This past weekend saw a classic example of an otherwise fine reporter filing an Associated Press story about the prospects of former State Representative Paulette Jordan (D-Plummer) to upset Lt. Governor Brad Little (R-Emmett) in this fall’s gubernatorial race.
Rather than state the obvious, that she has a snow-balls chance in hell (Little wins 65% to 35%) the reporter seems to want to throw out a lifeline of a shred of hope that it happens.
Wishing to appear balnaced and objective and to mask their bias the reporter set up a “straw dog” as the model of the typical Idaho governor—you know, one who rides a horse well or at least looks like a cowboy; a fiscal conservative who has signed the pledge not to support any new taxes, and of course a white male.
The reporter added one other wrinkle, pointing out that they should be a Mormon. Then the reporter veered of the tracks big-time by saying in effect this was the mold formed by former four-term Idaho Governor which Rep. Jordan was trying to break.
This line of malarky is a classic false syllogism which reveals the reporter’s bias and a desperate effort to create credulity for a candidate who has none.
There are several facts one sould keep in mind here. First, Andrus did indeed set the standard by which one should measure whether a gubernatorial candidate can do the job of solving problems.
There is nothing in Rep. Jordan’s record that indicates she is a problem-solver.
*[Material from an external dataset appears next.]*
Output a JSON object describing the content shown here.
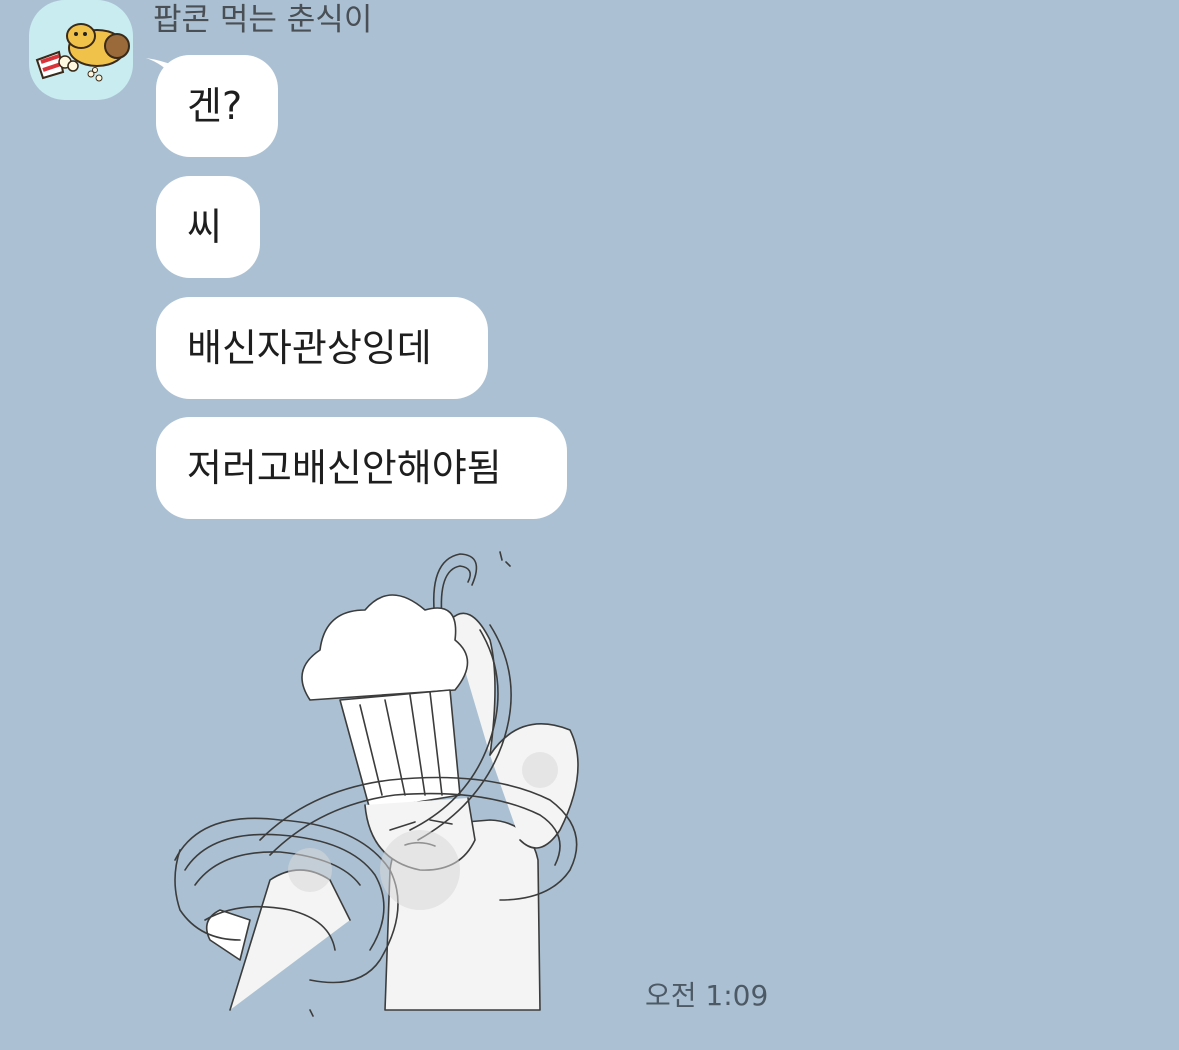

She claims to be a leader, not a politician, but she has not lead any organization or board of directors. And not one of her legislative colleagues has endorsed her candidacy.
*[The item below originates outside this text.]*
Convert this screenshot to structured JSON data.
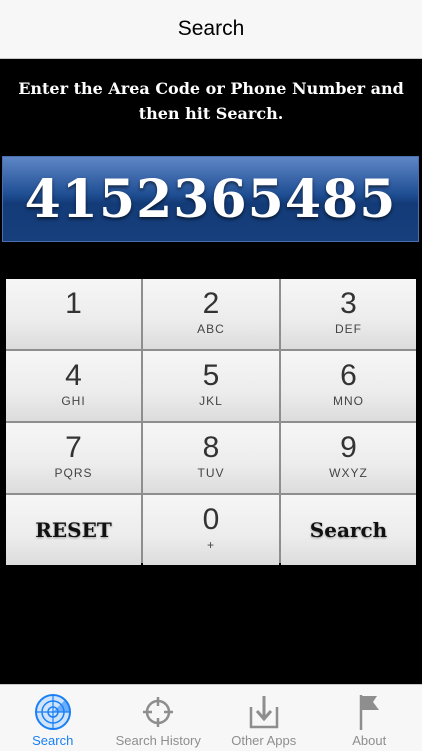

The reporter also took identity politics a step further by stating that Cecil D. Andrus was LDS. Wrong. He was a Lutheran. The reporter must feel that if Jordan pulls of an upset, people will appreciate it even more if they know Jordan knocked off a Mormon.
Of Idaho’s thirty-five governors only one Mormon has been elected—John V. Evans in 1978. One other, Arnold Williams, inherited the office in 1946 but was defeated later that year.
All reporters and columnists have pre-conceived biases and often write with their conclusion in mind to which they seek supporting testimony. A goood reporter will acknowledge bias but will strive for objectivity. At the end of the day though they still are subjectively writing.
So, you ask, what are some of your faithful scribe’s biases? I have a bias against:
*politicians who do not write personal thank you notes to those that help them in some way;
*politicians who while running for office claim not to be a politician but rather a leader;
*politicians who lie like Rep. Jordan did when she mislead the press claiming some support for her candidacy from legislative colleagues;
*politicians who campaign only on the internet, twittter and face-book and are afraid to walk into a town’s coffee shop and make a cold call. Instead their public events are known party gatherings;
*politicians who do not do their homework and cannot discuss an issue beyond a one-page briefer;
*politicians who support the expansion of gambling in Idaho;
*politicians who accept contributions from PACS and are ok with so-called dark money;
*politicians who do not understand federal/state relations and blindly accept unconstitutional “solutions;”
*politicians who view the office they seek as a stepping stone to even higher office;
*politicians who run for reasons of ego and hubris, rather than seeing politics as a noble calling;
*politicians who play the identity politics game, and by doing so trivialize the process and demean themselves.
*politicians who cannot even organize and run their own campaign. Why should the voter think they can administer the state?